Plastics reign supreme in using beauty to arrest your attention to consume their products. Across the board every product is screaming for your attention dollars. Plastic is designed to capture you. It is sexy and sultry and alluring. It baits you, trolls you, teases you and eventually hooks you.
Plastics are very akin to a beautiful flower such as Foxglove. A stunningly beautiful flower and also extremely poisonous. Plastics as we know them are derived from petrochemicals. They are poisonous.
In return little attention is given for the short life these products have particularly the packaging. Most of what we consume are single stream products. For all their virtues, plastics are toxic. Plastics are forever. In that legacy of forever we are paying the consequences of plastics real dilemma--Intersectionality and convergence of unknown chemical combos never before seen. This cacophony of chemical hodgepodge is killing the ocean.
My art is born out of the plastic debris crisis. I harvest plastic debris from waterways, particularly ocean plastic debris and other land environments. I selected stock plastic debris like a cabinet maker would select lumber for a fine piece of furniture.
I carefully break down smaller pieces from the stock piece and then begin to fabricate whimsical pieces. Each piece of my sculptures are handmade. Every piece is crafted to exude beauty. As I accumulate many pieces I then start the process to achieve my desired result. It is a painstakingly long process. My sculptures develop organically.

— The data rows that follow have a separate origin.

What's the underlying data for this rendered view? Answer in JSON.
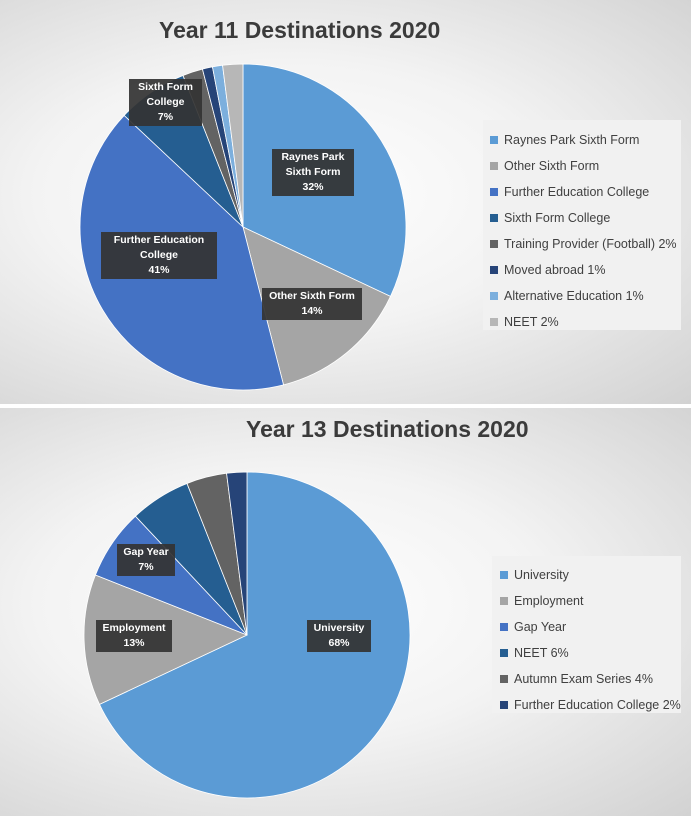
{
  "chart_data": [
    {
      "type": "pie",
      "title": "Year 11 Destinations 2020",
      "legend_position": "right",
      "slices": [
        {
          "name": "Raynes Park Sixth Form",
          "value": 32,
          "color": "#5b9bd5",
          "label": [
            "Raynes Park",
            "Sixth Form",
            "32%"
          ]
        },
        {
          "name": "Other Sixth Form",
          "value": 14,
          "color": "#a5a5a5",
          "label": [
            "Other Sixth Form",
            "14%"
          ]
        },
        {
          "name": "Further Education College",
          "value": 41,
          "color": "#4472c4",
          "label": [
            "Further Education",
            "College",
            "41%"
          ]
        },
        {
          "name": "Sixth Form College",
          "value": 7,
          "color": "#255e91",
          "label": [
            "Sixth Form",
            "College",
            "7%"
          ]
        },
        {
          "name": "Training Provider (Football) 2%",
          "value": 2,
          "color": "#636363"
        },
        {
          "name": "Moved abroad 1%",
          "value": 1,
          "color": "#264478"
        },
        {
          "name": "Alternative Education 1%",
          "value": 1,
          "color": "#7cafdd"
        },
        {
          "name": "NEET 2%",
          "value": 2,
          "color": "#b7b7b7"
        }
      ]
    },
    {
      "type": "pie",
      "title": "Year 13 Destinations 2020",
      "legend_position": "right",
      "slices": [
        {
          "name": "University",
          "value": 68,
          "color": "#5b9bd5",
          "label": [
            "University",
            "68%"
          ]
        },
        {
          "name": "Employment",
          "value": 13,
          "color": "#a5a5a5",
          "label": [
            "Employment",
            "13%"
          ]
        },
        {
          "name": "Gap Year",
          "value": 7,
          "color": "#4472c4",
          "label": [
            "Gap Year",
            "7%"
          ]
        },
        {
          "name": "NEET 6%",
          "value": 6,
          "color": "#255e91"
        },
        {
          "name": "Autumn Exam Series 4%",
          "value": 4,
          "color": "#636363"
        },
        {
          "name": "Further Education College 2%",
          "value": 2,
          "color": "#264478"
        }
      ]
    }
  ]
}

As the sculpture takes shape I am challenged by technical aspects and the individual personalities of each type of plastic. Beauty is one of my main visions to accomplish. Beauty is what captivates the onlooker. I have created a new and bold language that speak to my patrons. I tap into the universal idea of what is beautiful using what otherwise is trash and is headed to a landfill. The success of my art is both a personal and a social anthropological accomplishment.
I have impacted someone’s consciousness to reconsider their contribution to an otherwise very dangerous toll on our bodies and on our natural surroundings.